/ 13 July 2007

Green fever in Sierra Leone

The electoral campaign started ahead of schedule in Sierra Leone. It was due to start last week Tuesday, but by last Saturday the ruling Sierra Leone Peoples Party (SLPP) was already holding rallies all over the capital, Freetown.

Saturday was the last day for political parties to register for the August presidential elections. The SLPP was the last party to register and party members took their time making their way to the headquarters of the National Electoral Commission in a noisy cavalcade to sign the documents and have the official photo of their candidate, Solomon Berewa — or Solo B, as he likes to be known — taken for the ballot papers.

I was there. A friend who organises elections the way some people plan vacations had asked me the previous day if I wanted to experience something out of the ordinary. Being in Sierra Leone is already out of the ordinary for me; however, I saw no reason to put any limits on my sojourn and agreed quite happily to witness a little bit of West African history in the making.

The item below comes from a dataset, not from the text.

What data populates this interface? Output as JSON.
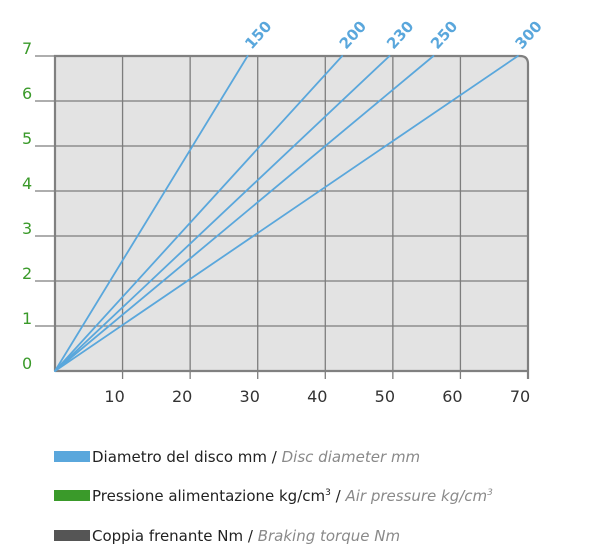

It is rainy season in Sierra Leone. Asking if it will rain in the rainy season is a bit like asking if it will get cold in Moscow in winter. I was told to bring an umbrella with me. I did and I’m pleased I did. Apart from green T-shirts, green palm leaves, green hats and green skirts, all the SLPP supporters carried green umbrellas to the commission. They needed them. But the rain didn’t dampen their spirits. The ruling party holds most of the cards and is confident of victory.

I can’t say whether they’ll win but they are certainly making it difficult for anybody else to take over the top office. Journalists questioning the good intentions of the president get summoned to the Attorney General or end up in prison. Opposition party supporters trying their hand at a little pre-election campaign rallying get arrested. And the SLPP holds beach parties.

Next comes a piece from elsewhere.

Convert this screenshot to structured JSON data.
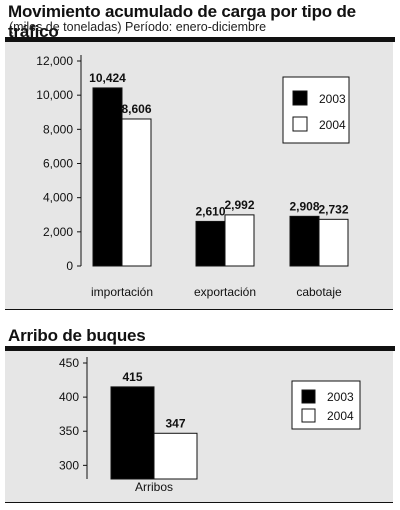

Sunday is beach day in Freetown. The city is on the beach, but the best beaches are out of town. It takes 90 minutes to drive the 15km to the beach and the road makes access to the most remote part of the Wild Coast look like a drive down the N1. I couldn’t help wondering if road works were on the list of campaign promises. What I didn’t expect to see at the end of that road was, for the second time in two days, Solo B.

The Green Machine was in full swing on the beach, with posters and beer and dancing and music turned up to speaker-cracking volume. I didn’t stay long enough to find out if there would be any questions about the state of the roads. In any case, the crowd didn’t appear to be one that would give Solo B a hard time.

Sierra Leone is still enjoying a honeymoon of peace following one of the world’s most vicious civil wars. Almost everywhere I look there are young people who are missing limbs, a brutal reminder of the terror campaign run by the deceased leader of the Revolutionary United Front, Foday Sankoh, and masterminded to a large extent by deposed Liberian president Charles Taylor.

Sierra Leoneans listen closely to their radios every day for updates on Taylor’s trial in The Hague. Local news bulletins tell me what colour suit and tie he’s been wearing this week and how he has successfully argued to receive more than the monthly $45 000 he gets to conduct his defence. He said that wasn’t enough. Most people in Sierra Leone don’t even make a dollar a day.

I watched Blood Diamond on a plane flying over somewhere in Africa a couple of months ago. It’s only now that I remember it was set in Sierra Leone. Oddly enough, the subject of diamonds hasn’t come up at all this week. Election fever is everywhere, tempered only by the Charles Taylor show. I’ve seen enough elections to know that whether they’re flawed or not they have to happen. The National Electoral Commission is certain to complain, correctly, about the flouting of the rules of engagement, which I have seen with my own eyes.

But the show must go on. A step backwards is too horrific to contemplate in this tortured country. Sierra Leone needs a serious helping hand and that help is only likely to materialise after the last ballots have been counted and the new president has been sworn in, no matter what the colour of his umbrella.